Researchers discover new class of ribosomal peptide with hemolytic activity

Living organisms produce a myriad of natural products which can be used in modern medicine and therapeutics. Bacteria and other microbes have become the main source for natural products, including a growing family called ribosomally synthesized and post-translationally modified peptides, or RiPPs. The labs of Douglas Mitchell (MMG), John and Margaret Witt Professor of Chemistry, and Huimin Zhao (CABBI/BSD/GSE/MMG), Steven L. Miller Chair of Chemical and Biomolecular Engineering, at the University of Illinois Urbana-Champaign have been working in tandem to identify and analyze new RiPPs that could be good candidates for drug development and therapeutics.

“Compared to other classes of natural products such as alkaloids, terpenes, or polyketides, RiPPs are still underexplored, partly because their biosynthetic gene clusters are quite small and were often overlooked in the past,” said Zhao. “So we decided to develop new technologies to discover novel RiPPs with biological activity.”

“Now that we’re in the genomics era, we’re realizing just how widespread these groups of natural products are, especially in bacteria,” said Shravan Dommaraju, a PhD candidate in Mitchell’s lab. “We’re basically in this exploration phase, where we know that they’re out there, and the goal is to see how many we can find because we don’t know what they all do yet.”

In a new paper by the Zhao and Mitchell labs, with co-first authors Dommaraju and Hengqian Ren, a postdoctoral researcher in Zhao’s lab, the team reported the discovery of a unique, novel class of RiPPs, which they have named “daptides.” Unlike most peptides which have one positively charged and one negatively charged end, or “terminus,” daptides instead have two positively charged termini.

“A textbook would say that a peptide has an amino terminus and a carboxy terminus, but in our case, we found a ribosomal peptide that has two amino termini,” said Ren. “Because there’s positive charge at both ends, this gives daptides some interesting bioactivities.”

The researchers explained that while this change in termini may seem small, the positive charge of both termini gives daptides the potential to interact with negatively charged objects, such as cell membranes. To test this, the team added the daptides to a dish with red blood cells. They found that the daptides showed hemolytic activity, meaning that they disrupted the membranes of the cells, causing them to rupture. Zhao explained that hemolytic activity is rarely found in the RiPPs the team works with, and that antimicrobial or antifungal activity is much more common.  

“We were thinking about the structure and what is the evolutionary drive to cause a peptide to lose the negatively charged C terminus and replace it with a positively charged amino group,” Dommaraju said. “From an engineering perspective, if you wanted to make a peptide that can interact with a membrane, you would stick a bunch of positive charges on it. And that’s actually what led us to testing this for hemolytic activity because we knew that it had this modification that should allow for that.”

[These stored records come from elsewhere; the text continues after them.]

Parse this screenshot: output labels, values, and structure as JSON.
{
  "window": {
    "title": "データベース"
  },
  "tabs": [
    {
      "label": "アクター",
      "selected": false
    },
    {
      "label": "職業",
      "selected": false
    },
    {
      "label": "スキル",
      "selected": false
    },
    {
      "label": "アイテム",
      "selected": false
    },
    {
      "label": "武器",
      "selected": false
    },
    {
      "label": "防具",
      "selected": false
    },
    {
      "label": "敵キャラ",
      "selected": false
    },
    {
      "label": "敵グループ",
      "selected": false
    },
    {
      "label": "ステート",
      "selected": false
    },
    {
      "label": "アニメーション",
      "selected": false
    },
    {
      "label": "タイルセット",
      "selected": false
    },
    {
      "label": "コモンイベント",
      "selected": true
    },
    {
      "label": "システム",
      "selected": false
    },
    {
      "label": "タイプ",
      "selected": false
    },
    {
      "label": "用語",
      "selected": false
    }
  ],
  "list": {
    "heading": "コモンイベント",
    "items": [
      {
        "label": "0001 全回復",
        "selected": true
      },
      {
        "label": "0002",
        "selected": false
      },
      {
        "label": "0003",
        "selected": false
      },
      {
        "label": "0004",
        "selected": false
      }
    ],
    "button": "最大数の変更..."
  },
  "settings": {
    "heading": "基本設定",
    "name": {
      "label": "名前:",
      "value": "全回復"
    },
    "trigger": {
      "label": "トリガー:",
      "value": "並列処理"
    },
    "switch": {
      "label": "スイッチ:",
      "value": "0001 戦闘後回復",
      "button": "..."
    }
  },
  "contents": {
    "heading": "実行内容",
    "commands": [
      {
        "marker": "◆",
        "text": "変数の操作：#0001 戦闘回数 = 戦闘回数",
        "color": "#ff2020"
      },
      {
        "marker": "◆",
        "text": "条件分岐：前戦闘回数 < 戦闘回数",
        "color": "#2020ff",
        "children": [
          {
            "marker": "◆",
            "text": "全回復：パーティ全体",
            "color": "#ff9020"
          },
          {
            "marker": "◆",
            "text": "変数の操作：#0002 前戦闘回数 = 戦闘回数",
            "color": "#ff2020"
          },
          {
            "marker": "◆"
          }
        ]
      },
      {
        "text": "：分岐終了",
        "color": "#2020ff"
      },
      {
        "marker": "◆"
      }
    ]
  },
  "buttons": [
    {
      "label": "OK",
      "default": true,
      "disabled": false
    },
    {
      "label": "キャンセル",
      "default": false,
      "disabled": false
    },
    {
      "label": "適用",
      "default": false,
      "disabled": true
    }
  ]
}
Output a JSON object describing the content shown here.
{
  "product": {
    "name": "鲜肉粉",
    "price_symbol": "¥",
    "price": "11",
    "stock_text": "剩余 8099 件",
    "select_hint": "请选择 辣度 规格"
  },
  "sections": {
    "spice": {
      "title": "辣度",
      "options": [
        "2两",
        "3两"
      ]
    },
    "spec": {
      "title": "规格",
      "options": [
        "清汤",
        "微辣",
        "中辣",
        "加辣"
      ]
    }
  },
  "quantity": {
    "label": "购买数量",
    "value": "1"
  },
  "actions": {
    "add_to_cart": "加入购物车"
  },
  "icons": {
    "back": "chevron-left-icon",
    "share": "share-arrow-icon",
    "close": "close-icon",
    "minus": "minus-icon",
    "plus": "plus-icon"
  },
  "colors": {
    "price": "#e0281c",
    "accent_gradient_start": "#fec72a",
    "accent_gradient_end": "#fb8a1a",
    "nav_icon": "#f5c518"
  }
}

Finding new RiPPs is no easy task. First the researchers use bioinformatics to compare and try to identify gene clusters that could produce potential RiPPs. Then they clone the targeted cluster and place it into an organism to be expressed, after which they can check for any natural products produced. Even after obtaining the products, there is still the question of what the products do and how they are produced, which can be tested with bioassays, gene knockouts, and a variety of other tests. But Dommaraju says the labs each play to their expertise when collaborating to streamline the process.

“So on a project like this, the Mitchell lab does the bioinformatics and identifies cool gene clusters, and the Zhao lab gets the synthetic biology system up and going to express these peptides and make them,” Dommaraju explained. “So then we are able to tag team our experience and the overlapping stuff that we do to get the project to the finish line.”

The researchers say the next steps are to understand the enzyme functions of the daptides, and use bioinformatics analysis to see if there are other combinations of genes associated with daptide production. Directions for further studies in the future include exploring potential therapeutic uses for daptides, and the ecological role that daptide production has for the bacteria that make them. However, both Ren and Dommaraju agreed that their interests in future experiments with RiPPs extends beyond just daptides, as there are still more classes to discover.

“We’re interested in using our bioinformatics tool to find as many different natural product classes as we possibly can,” said Ren. “There is such a large frontier right now of undiscovered RiPP classes, and it’s exciting to be at the cutting edge, discovering new possibilities. There’s always a chance that the next product you find might be a major therapeutic development!”

The paper is published in Nature Communications and can be found at DOI 10.1038/s41467-023-37287-1. The work was funded by National Institute of Allergy and Infectious Diseases (NIAID) and the National Institute of General Medical Sciences (NIGMS).